Little did I know I actually had alot to worry about in the present (yesterday. When we went out to do chores we were missing 5 cows–2 of them were pregnant and due in a couple weeks so actually more cows were missing. We have discovered that our cows need a hard, high fencing and had spent weeks making a beautiful pen last year next to our greenhouse. We didn’t put a fence up over the greenhouse wall but instead used the wall as part of the siding and the cows broke through the plastic of the green house and walked out the front door, and onto the road. We followed their tracks for about 1/2 mile up the road. Stopping to ask our neighbors if they had seen a herd of cows walking past. It must have happened overnight because no one had seen anything, but many of them came out to help us search. One lady said she thought they were in a field about 1/4 mile off the road, behind all the houses.

Another friend from further up the road had heard we were looking and called to say her husband, who is a pilot and keeps a two seated Cessna at the local airport could take one of us up to look for them. I was beginning to be overwhelmed with the kindness offered us but the worry of the missing cows was keeping it at bay.

After 1 hour of on foot searching we took to the air. Avril was the lucky one to go up in the plane. Within about 15 minutes I got a call, they were spotted, in a field next to a drainage ditch–right where the first lady spotted them. But now we had it narrowed down.
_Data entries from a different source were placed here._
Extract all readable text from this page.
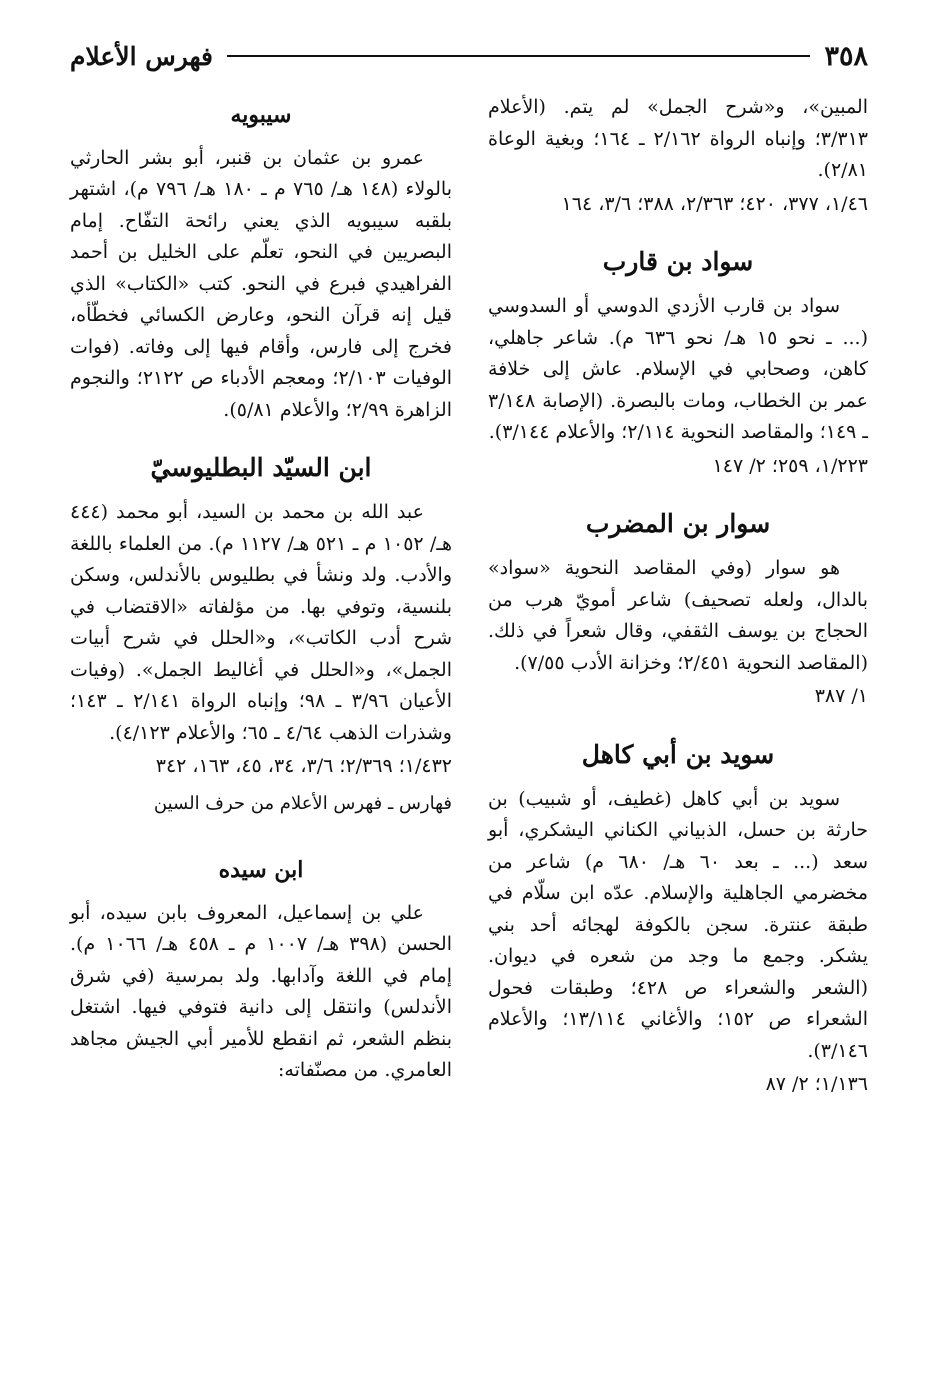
٣٥٨
فهرس الأعلام

المبين»، و«شرح الجمل» لم يتم. (الأعلام ٣/٣١٣؛ وإنباه الرواة ٢/١٦٢ ـ ١٦٤؛ وبغية الوعاة ٢/٨١).

١/٤٦، ٣٧٧، ٤٢٠؛ ٢/٣٦٣، ٣٨٨؛ ٣/٦، ١٦٤

سواد بن قارب

سواد بن قارب الأزدي الدوسي أو السدوسي (... ـ نحو ١٥ هـ/ نحو ٦٣٦ م). شاعر جاهلي، كاهن، وصحابي في الإسلام. عاش إلى خلافة عمر بن الخطاب، ومات بالبصرة. (الإصابة ٣/١٤٨ ـ ١٤٩؛ والمقاصد النحوية ٢/١١٤؛ والأعلام ٣/١٤٤).

١/٢٢٣، ٢٥٩؛ ٢/ ١٤٧

سوار بن المضرب

هو سوار (وفي المقاصد النحوية «سواد» بالدال، ولعله تصحيف) شاعر أمويّ هرب من الحجاج بن يوسف الثقفي، وقال شعراً في ذلك. (المقاصد النحوية ٢/٤٥١؛ وخزانة الأدب ٧/٥٥).

١/ ٣٨٧

سويد بن أبي كاهل

سويد بن أبي كاهل (غطيف، أو شبيب) بن حارثة بن حسل، الذبياني الكناني اليشكري، أبو سعد (... ـ بعد ٦٠ هـ/ ٦٨٠ م) شاعر من مخضرمي الجاهلية والإسلام. عدّه ابن سلّام في طبقة عنترة. سجن بالكوفة لهجائه أحد بني يشكر. وجمع ما وجد من شعره في ديوان. (الشعر والشعراء ص ٤٢٨؛ وطبقات فحول الشعراء ص ١٥٢؛ والأغاني ١٣/١١٤؛ والأعلام ٣/١٤٦).

١/١٣٦؛ ٢/ ٨٧

سيبويه

عمرو بن عثمان بن قنبر، أبو بشر الحارثي بالولاء (١٤٨ هـ/ ٧٦٥ م ـ ١٨٠ هـ/ ٧٩٦ م)، اشتهر بلقبه سيبويه الذي يعني رائحة التفّاح. إمام البصريين في النحو، تعلّم على الخليل بن أحمد الفراهيدي فبرع في النحو. كتب «الكتاب» الذي قيل إنه قرآن النحو، وعارض الكسائي فخطّأه، فخرج إلى فارس، وأقام فيها إلى وفاته. (فوات الوفيات ٢/١٠٣؛ ومعجم الأدباء ص ٢١٢٢؛ والنجوم الزاهرة ٢/٩٩؛ والأعلام ٥/٨١).

ابن السيّد البطليوسيّ

عبد الله بن محمد بن السيد، أبو محمد (٤٤٤ هـ/ ١٠٥٢ م ـ ٥٢١ هـ/ ١١٢٧ م). من العلماء باللغة والأدب. ولد ونشأ في بطليوس بالأندلس، وسكن بلنسية، وتوفي بها. من مؤلفاته «الاقتضاب في شرح أدب الكاتب»، و«الحلل في شرح أبيات الجمل»، و«الحلل في أغاليط الجمل». (وفيات الأعيان ٣/٩٦ ـ ٩٨؛ وإنباه الرواة ٢/١٤١ ـ ١٤٣؛ وشذرات الذهب ٤/٦٤ ـ ٦٥؛ والأعلام ٤/١٢٣).

١/٤٣٢؛ ٢/٣٦٩؛ ٣/٦، ٣٤، ٤٥، ١٦٣، ٣٤٢

فهارس ـ فهرس الأعلام من حرف السين

ابن سيده

علي بن إسماعيل، المعروف بابن سيده، أبو الحسن (٣٩٨ هـ/ ١٠٠٧ م ـ ٤٥٨ هـ/ ١٠٦٦ م). إمام في اللغة وآدابها. ولد بمرسية (في شرق الأندلس) وانتقل إلى دانية فتوفي فيها. اشتغل بنظم الشعر، ثم انقطع للأمير أبي الجيش مجاهد العامري. من مصنّفاته:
This is the picture Avril sent me.

She sent me a picture with the text, “follow the plane.” So I set out following the plane, but then the road ended and I needed to continue on foot. This is a huge field. I was at a neighbor’s house, he wasn’t home but his dogs were loose and they followed me into the field. I was a bit worried but I was also not sure what else was in the field. We had seen a lot of bear poop while searching and an area of the corn field where the bear had previously feasted on corn.
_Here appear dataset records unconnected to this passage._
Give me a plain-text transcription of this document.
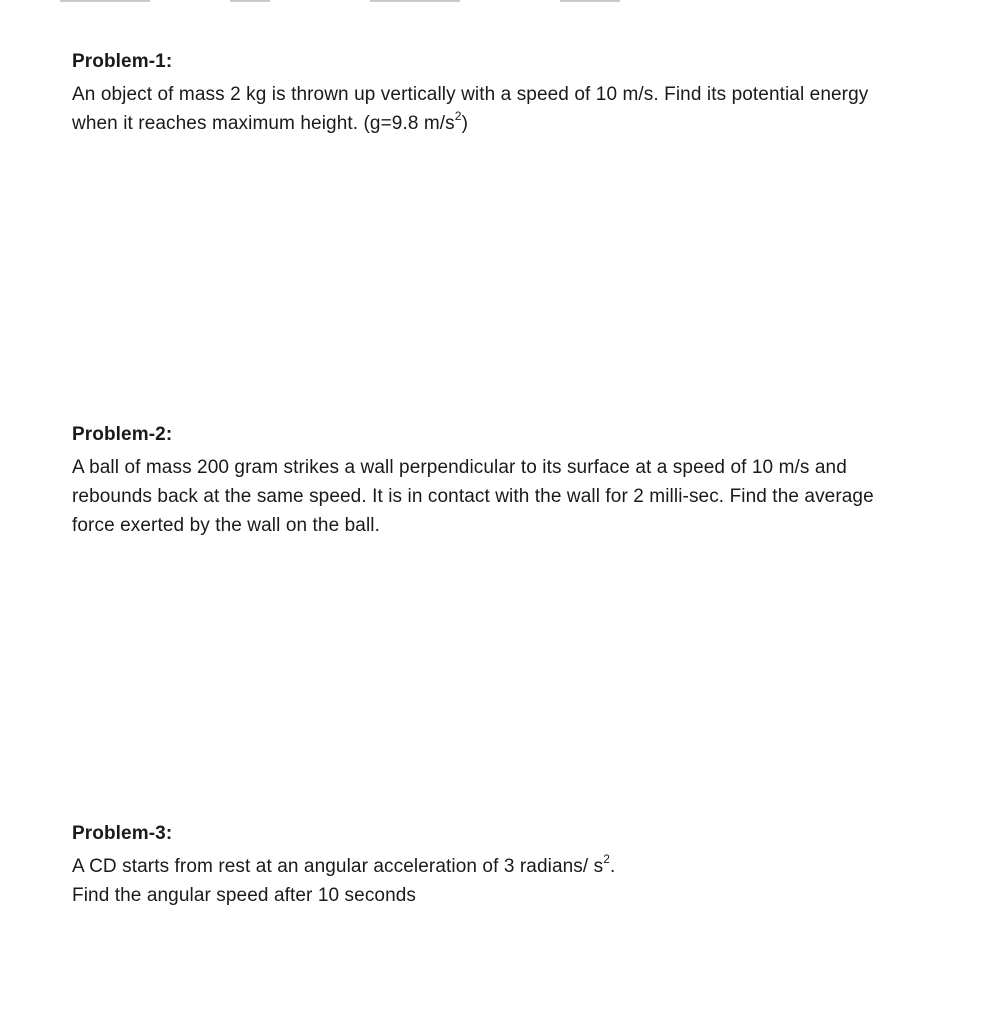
Problem-1:

An object of mass 2 kg is thrown up vertically with a speed of 10 m/s. Find its potential energy
when it reaches maximum height. (g=9.8 $m/s^2$)

Problem-2:

A ball of mass 200 gram strikes a wall perpendicular to its surface at a speed of 10 m/s and
rebounds back at the same speed. It is in contact with the wall for 2 milli-sec. Find the average
force exerted by the wall on the ball.

Problem-3:

A CD starts from rest at an angular acceleration of 3 radians/ $s^2$.
Find the angular speed after 10 seconds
It was a long walk, I finally found them, then the dog scared them, they scattered and I lost them again, though one got caught in a barbed wire fence. I decided I needed to secure the dog. By now the pilot and Avril were back on the ground and helping and luckily he had a length of rope in his car and we were able to secure the dog and take him back home.

I decided to go back for the cow stuck in the fence. By that time he (a young steer) had freed himself and calmed a bit but was now worried that his herd was gone.

A call came that the other four had returned to the road and the neighbors had chanced them home. Two and Avril then worked to get them back in their fencing (a different paddock that we have never had issues with) and Proeun, Mavis and I began trying to corral the one lone steer home. He got stuck trying to cross the drainage ditch ( I had previously crossed this ditch) and we were able to get a lead on him. He promptly refused to move. After another hour of trying to pull him we decided to drop the leads and corral him home cowboy style–though we were on foot. He calmly walked home and with one one minor mishap we were able to get him in the pen.

So from 10-4:00 I was reminded that there is enough to worry about in the present and I don’t need to worry so much about the future. Hopefully I remember the lesson so I don’t have to learn it again in a similar fashion anytime soon.